U.S. troops try to hide from Afghan dust near Kandahar as a helicopter lands nearby.

You don’t want your military described as an “NGO” — that stands for non-governmental organization, like the Red Cross or Doctors Without Borders. It’s just one of the criticisms lobbed by Mark Steyn about how the nation is fighting, or not, in Afghanistan, in the latest issue of the conservative National Review. He argues that while the U.S. tends to be forward-leaning when it comes to getting into wars, it’s also forward-leaning when it comes to getting out. We simply don’t have the will to win, he says.

That’s true, as far as it goes, of course. Democratic governments who ask their civilians to sacrifice their offspring for never-ending wars – and their offsprings’ offsprings’ earnings to pay for it a generation or two down the road — shouldn’t be surprised. It’s part of the tapestry of American history. It’s just interesting when these arguments, long made on the left, start coming from the right as well.

Steyn, author of America Alone: The End of the World as We Know It, takes a pretty apocalyptic view of the global scene. He fears Islamic fundamentalism could be coming soon to the United States. One place to turn back that tide, he believes, is Afghanistan. But he doesn’t like the apparent return-on-investment:

…the most lavishly funded armed forces on the planet, of a country that outspends China, Britain, France, Russia, and all second-rank powers combined and accounts single-handedly for over 40 percent of global military spending, can’t win any wars…Inbred goatherds with fertilizer…seem to grasp a central truth – that behind the nukes and the cruise missiles and the body armor, we don’t mean it.
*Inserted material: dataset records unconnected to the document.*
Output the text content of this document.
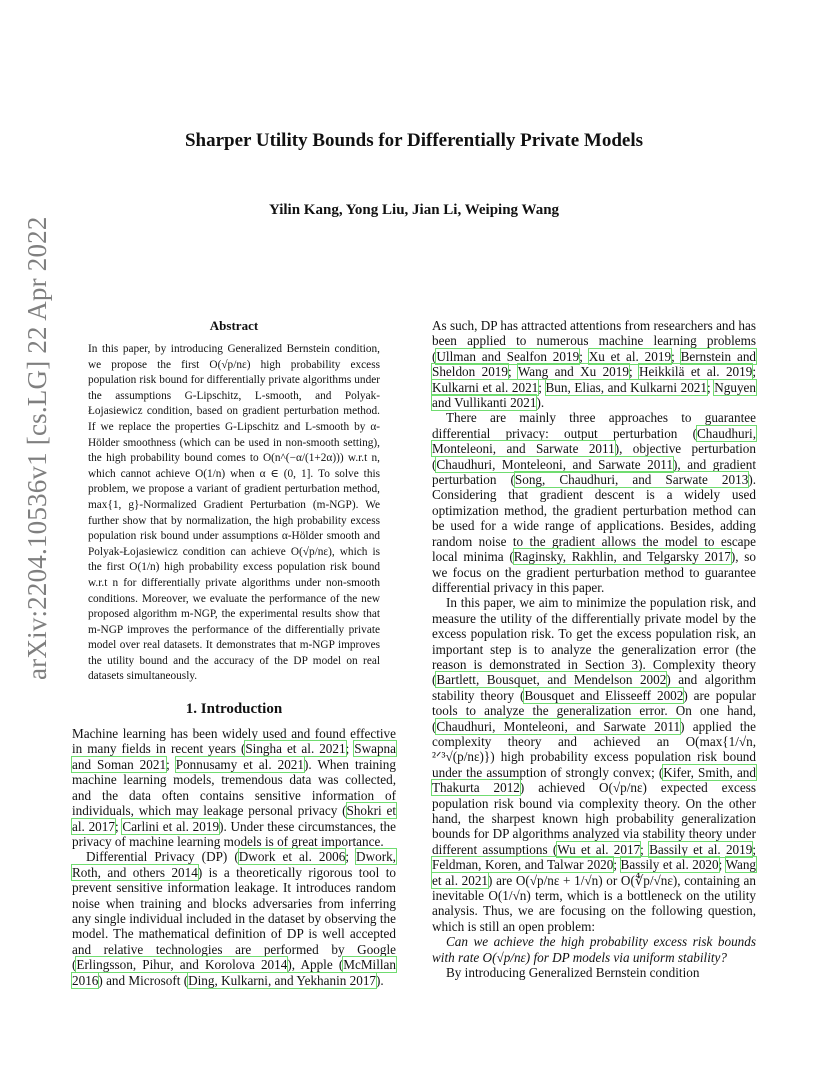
arXiv:2204.10536v1 [cs.LG] 22 Apr 2022
Sharper Utility Bounds for Differentially Private Models
Yilin Kang, Yong Liu, Jian Li, Weiping Wang
Abstract
In this paper, by introducing Generalized Bernstein condition, we propose the first O(√p/nε) high probability excess population risk bound for differentially private algorithms under the assumptions G-Lipschitz, L-smooth, and Polyak-Łojasiewicz condition, based on gradient perturbation method. If we replace the properties G-Lipschitz and L-smooth by α-Hölder smoothness (which can be used in non-smooth setting), the high probability bound comes to O(n^(−α/(1+2α))) w.r.t n, which cannot achieve O(1/n) when α ∈ (0, 1]. To solve this problem, we propose a variant of gradient perturbation method, max{1, g}-Normalized Gradient Perturbation (m-NGP). We further show that by normalization, the high probability excess population risk bound under assumptions α-Hölder smooth and Polyak-Łojasiewicz condition can achieve O(√p/nε), which is the first O(1/n) high probability excess population risk bound w.r.t n for differentially private algorithms under non-smooth conditions. Moreover, we evaluate the performance of the new proposed algorithm m-NGP, the experimental results show that m-NGP improves the performance of the differentially private model over real datasets. It demonstrates that m-NGP improves the utility bound and the accuracy of the DP model on real datasets simultaneously.
1. Introduction

Machine learning has been widely used and found effective in many fields in recent years (Singha et al. 2021; Swapna and Soman 2021; Ponnusamy et al. 2021). When training machine learning models, tremendous data was collected, and the data often contains sensitive information of individuals, which may leakage personal privacy (Shokri et al. 2017; Carlini et al. 2019). Under these circumstances, the privacy of machine learning models is of great importance.

Differential Privacy (DP) (Dwork et al. 2006; Dwork, Roth, and others 2014) is a theoretically rigorous tool to prevent sensitive information leakage. It introduces random noise when training and blocks adversaries from inferring any single individual included in the dataset by observing the model. The mathematical definition of DP is well accepted and relative technologies are performed by Google (Erlingsson, Pihur, and Korolova 2014), Apple (McMillan 2016) and Microsoft (Ding, Kulkarni, and Yekhanin 2017).

As such, DP has attracted attentions from researchers and has been applied to numerous machine learning problems (Ullman and Sealfon 2019; Xu et al. 2019; Bernstein and Sheldon 2019; Wang and Xu 2019; Heikkilä et al. 2019; Kulkarni et al. 2021; Bun, Elias, and Kulkarni 2021; Nguyen and Vullikanti 2021).

There are mainly three approaches to guarantee differential privacy: output perturbation (Chaudhuri, Monteleoni, and Sarwate 2011), objective perturbation (Chaudhuri, Monteleoni, and Sarwate 2011), and gradient perturbation (Song, Chaudhuri, and Sarwate 2013). Considering that gradient descent is a widely used optimization method, the gradient perturbation method can be used for a wide range of applications. Besides, adding random noise to the gradient allows the model to escape local minima (Raginsky, Rakhlin, and Telgarsky 2017), so we focus on the gradient perturbation method to guarantee differential privacy in this paper.

In this paper, we aim to minimize the population risk, and measure the utility of the differentially private model by the excess population risk. To get the excess population risk, an important step is to analyze the generalization error (the reason is demonstrated in Section 3). Complexity theory (Bartlett, Bousquet, and Mendelson 2002) and algorithm stability theory (Bousquet and Elisseeff 2002) are popular tools to analyze the generalization error. On one hand, (Chaudhuri, Monteleoni, and Sarwate 2011) applied the complexity theory and achieved an O(max{1/√n, ²ᐟ³√(p/nε)}) high probability excess population risk bound under the assumption of strongly convex; (Kifer, Smith, and Thakurta 2012) achieved O(√p/nε) expected excess population risk bound via complexity theory. On the other hand, the sharpest known high probability generalization bounds for DP algorithms analyzed via stability theory under different assumptions (Wu et al. 2017; Bassily et al. 2019; Feldman, Koren, and Talwar 2020; Bassily et al. 2020; Wang et al. 2021) are O(√p/nε + 1/√n) or O(∜p/√nε), containing an inevitable O(1/√n) term, which is a bottleneck on the utility analysis. Thus, we are focusing on the following question, which is still an open problem:

Can we achieve the high probability excess risk bounds with rate O(√p/nε) for DP models via uniform stability?

By introducing Generalized Bernstein condition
And they do.

He adds:

America wages war like the world’s biggest NGO – a do-gooding non-profit for which armed conflict is not the sharp end of a nation-state’s interest but an act of global stewardship. It’s war as the ultimate NPR fund drive: For a pledge of $12 billion, we’ll open a schoolhouse in Kandahar and a women’s-health clinic in Shah Joy and give everyone a copy of Three Cups of Tea. Six months after the last NATO soldier leaves, there will be no women at the women’s-health clinic and no schoolgirls at the schoolhouse. We came, we spent, we left no trace.

He frets that such an outcome will lead to the “very palpable evolution of America’s soldiery into yet another victim group. Victims of what? Of a political class and a broader national culture that knows how to start wars but not how to win them.”

That’s the real national-security scandal.